Washing cars, cleaning gutters or sweeping floors are all traditional ways of making a quick buck, but some college students have redefined the meaning of “odd” ways to make cash.
Boston University Junior “Mike Robbins” (not his real name) said he would do anything to make money – be it a lemonade taste test, or collecting cans after his roommate’s wild party.
Over the past year, Robbins, 20, has drunk lemonade for 30 minutes straight, collected cans, and almost gone through with a brain CAT scan just to scrape up enough dough to pay his enormous cell phone bill. He said he is always on the lookout for odd ways to make money since he rarely has any.
“If you can get paid for it, it’s worth doing,” Robbins said. “I would be walking down the street on a Friday night, everybody partying and me just picking up the cans. It was hard, but in the morning I got paid, and they had hangovers.
Joe Stellinga, a University of Iowa senior said he’s scarred for life from donating plasma – the clear, liquid portion of blood – for one semester his junior year. Stellinga, 23, said he made over $1,000 in almost 20 weeks.
“I will have a small scar on my arm forever,” said Stellinga, who went twice a week for two hours to donate. “But it was worth it. I needed the cash.”
Students willing to participate in this should look in their local phone books for plasma donation centers. Plasma is always in demand and donation centers can be found across the country.
Some students are even inspired to work by finding out what others are doing to make money. Across every college and university, students are bound to find those pesky people passing out flyers on their way to class. However, most students just shrug them off and keep walking down the street.
But Ally Weinstock, 20, a junior at Columbia College in Chicago, decided she was fed up with these people. After questioning them about what they were doing out there every day, Weinstock found herself roaming through dormitory halls the next day passing out the exact same flyers.
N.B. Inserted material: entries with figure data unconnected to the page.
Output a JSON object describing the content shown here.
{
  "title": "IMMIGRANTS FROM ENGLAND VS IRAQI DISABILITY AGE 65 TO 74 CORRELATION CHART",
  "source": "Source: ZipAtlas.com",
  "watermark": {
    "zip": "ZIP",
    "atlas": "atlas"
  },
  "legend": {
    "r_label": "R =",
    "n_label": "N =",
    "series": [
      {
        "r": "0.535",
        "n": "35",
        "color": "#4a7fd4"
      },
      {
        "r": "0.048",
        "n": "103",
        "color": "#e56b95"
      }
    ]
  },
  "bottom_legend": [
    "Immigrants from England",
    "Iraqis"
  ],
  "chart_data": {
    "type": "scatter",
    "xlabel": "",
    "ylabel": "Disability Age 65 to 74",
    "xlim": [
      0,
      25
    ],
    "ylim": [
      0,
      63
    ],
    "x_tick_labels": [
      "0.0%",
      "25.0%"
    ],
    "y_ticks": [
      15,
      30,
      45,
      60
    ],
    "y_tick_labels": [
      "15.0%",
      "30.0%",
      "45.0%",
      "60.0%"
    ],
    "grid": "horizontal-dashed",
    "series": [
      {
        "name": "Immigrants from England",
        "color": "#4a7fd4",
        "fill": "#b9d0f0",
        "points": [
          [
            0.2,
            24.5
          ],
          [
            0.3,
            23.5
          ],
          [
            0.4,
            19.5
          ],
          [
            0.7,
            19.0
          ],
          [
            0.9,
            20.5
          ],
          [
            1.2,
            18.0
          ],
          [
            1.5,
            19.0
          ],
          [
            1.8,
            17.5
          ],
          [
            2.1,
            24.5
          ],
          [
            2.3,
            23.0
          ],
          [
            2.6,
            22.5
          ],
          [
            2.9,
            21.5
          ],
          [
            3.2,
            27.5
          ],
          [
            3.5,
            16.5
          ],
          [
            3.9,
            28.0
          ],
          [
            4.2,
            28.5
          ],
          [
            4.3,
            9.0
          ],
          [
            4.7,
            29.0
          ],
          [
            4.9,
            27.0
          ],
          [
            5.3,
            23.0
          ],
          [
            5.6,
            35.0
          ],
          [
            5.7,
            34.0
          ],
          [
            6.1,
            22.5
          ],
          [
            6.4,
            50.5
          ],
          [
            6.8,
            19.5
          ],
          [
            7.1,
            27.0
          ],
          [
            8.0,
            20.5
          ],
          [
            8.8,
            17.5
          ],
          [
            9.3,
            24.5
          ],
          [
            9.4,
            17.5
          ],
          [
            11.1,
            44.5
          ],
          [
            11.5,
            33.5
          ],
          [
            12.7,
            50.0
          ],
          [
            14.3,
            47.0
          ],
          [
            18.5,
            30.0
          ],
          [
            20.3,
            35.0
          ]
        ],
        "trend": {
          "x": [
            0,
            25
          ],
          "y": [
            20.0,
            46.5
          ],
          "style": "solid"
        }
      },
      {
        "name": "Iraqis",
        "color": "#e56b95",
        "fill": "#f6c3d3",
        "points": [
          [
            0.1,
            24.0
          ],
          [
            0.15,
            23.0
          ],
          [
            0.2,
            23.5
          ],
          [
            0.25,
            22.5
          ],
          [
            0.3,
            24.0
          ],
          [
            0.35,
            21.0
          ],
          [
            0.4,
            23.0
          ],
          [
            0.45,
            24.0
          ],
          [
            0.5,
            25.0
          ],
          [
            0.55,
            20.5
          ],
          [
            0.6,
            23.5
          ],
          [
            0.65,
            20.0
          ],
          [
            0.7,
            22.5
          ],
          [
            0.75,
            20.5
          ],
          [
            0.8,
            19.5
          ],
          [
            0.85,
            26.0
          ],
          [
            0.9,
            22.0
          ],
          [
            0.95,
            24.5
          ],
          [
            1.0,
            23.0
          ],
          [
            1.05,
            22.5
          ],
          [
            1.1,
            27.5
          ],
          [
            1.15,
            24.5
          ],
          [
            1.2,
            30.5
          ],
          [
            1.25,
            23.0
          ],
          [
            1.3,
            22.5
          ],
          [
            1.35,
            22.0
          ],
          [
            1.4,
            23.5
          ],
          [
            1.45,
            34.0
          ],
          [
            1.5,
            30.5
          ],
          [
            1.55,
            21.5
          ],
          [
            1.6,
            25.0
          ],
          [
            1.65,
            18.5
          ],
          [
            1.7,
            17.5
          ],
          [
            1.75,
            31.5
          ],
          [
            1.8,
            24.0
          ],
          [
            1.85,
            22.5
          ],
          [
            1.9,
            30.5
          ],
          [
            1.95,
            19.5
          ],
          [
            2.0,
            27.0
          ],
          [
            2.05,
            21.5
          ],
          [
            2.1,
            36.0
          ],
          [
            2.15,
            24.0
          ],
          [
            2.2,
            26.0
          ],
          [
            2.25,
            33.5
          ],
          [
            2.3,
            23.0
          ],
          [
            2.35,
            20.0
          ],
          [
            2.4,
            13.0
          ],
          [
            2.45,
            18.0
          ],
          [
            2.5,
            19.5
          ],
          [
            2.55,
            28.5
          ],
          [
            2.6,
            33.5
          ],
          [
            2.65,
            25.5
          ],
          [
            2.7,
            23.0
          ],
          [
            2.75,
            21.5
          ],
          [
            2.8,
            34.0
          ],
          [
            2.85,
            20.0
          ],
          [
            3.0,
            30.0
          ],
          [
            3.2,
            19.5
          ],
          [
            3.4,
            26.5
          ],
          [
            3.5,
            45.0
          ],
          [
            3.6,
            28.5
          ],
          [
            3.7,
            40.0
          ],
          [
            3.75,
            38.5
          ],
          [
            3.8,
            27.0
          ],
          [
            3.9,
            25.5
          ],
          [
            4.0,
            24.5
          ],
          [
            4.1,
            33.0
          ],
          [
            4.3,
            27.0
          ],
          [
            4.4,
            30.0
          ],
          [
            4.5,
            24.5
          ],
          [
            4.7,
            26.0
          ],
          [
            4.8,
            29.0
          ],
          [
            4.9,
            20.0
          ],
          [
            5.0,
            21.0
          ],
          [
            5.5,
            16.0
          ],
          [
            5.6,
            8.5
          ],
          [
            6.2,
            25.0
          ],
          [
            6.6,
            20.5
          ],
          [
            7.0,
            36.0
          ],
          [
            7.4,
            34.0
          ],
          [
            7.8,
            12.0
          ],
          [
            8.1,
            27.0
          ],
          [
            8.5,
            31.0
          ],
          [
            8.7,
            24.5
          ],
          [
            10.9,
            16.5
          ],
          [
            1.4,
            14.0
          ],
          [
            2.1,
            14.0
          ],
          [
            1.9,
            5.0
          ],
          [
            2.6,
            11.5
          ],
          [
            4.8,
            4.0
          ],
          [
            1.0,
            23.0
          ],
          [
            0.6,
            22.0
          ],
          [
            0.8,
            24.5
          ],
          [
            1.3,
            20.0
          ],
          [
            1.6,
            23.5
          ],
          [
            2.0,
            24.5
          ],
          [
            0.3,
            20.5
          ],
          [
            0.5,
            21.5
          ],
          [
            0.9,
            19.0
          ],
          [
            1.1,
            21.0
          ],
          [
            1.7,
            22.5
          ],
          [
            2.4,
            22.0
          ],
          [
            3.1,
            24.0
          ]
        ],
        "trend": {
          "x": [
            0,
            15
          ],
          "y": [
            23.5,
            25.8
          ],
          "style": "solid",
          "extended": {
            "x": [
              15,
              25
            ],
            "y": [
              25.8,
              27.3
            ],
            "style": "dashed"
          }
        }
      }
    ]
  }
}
“All I had to do was get students to fill out credit card applications and I made $80 in under four hours,” said Weinstock, adding that students were enticed to fill out the applications since she gave them free phone cards, t-shirts and calculators provided by the credit card company. “It was quick money and that’s what I like.”
Quick money does not always come so easy, however. Sometimes students will find themselves participating in dirty work, because that’s all they can find.
Such is the case with David Olefsky, a 21-year-old senior at the University of Illinois. He decided to put on some rubber gloves, hold his nose, and become a dishwasher for two weeks at his fraternity. By doing this, he made $90 in cash every two weeks.
“It was gross and disgusting work,” Olefsky said. “But I got paid.”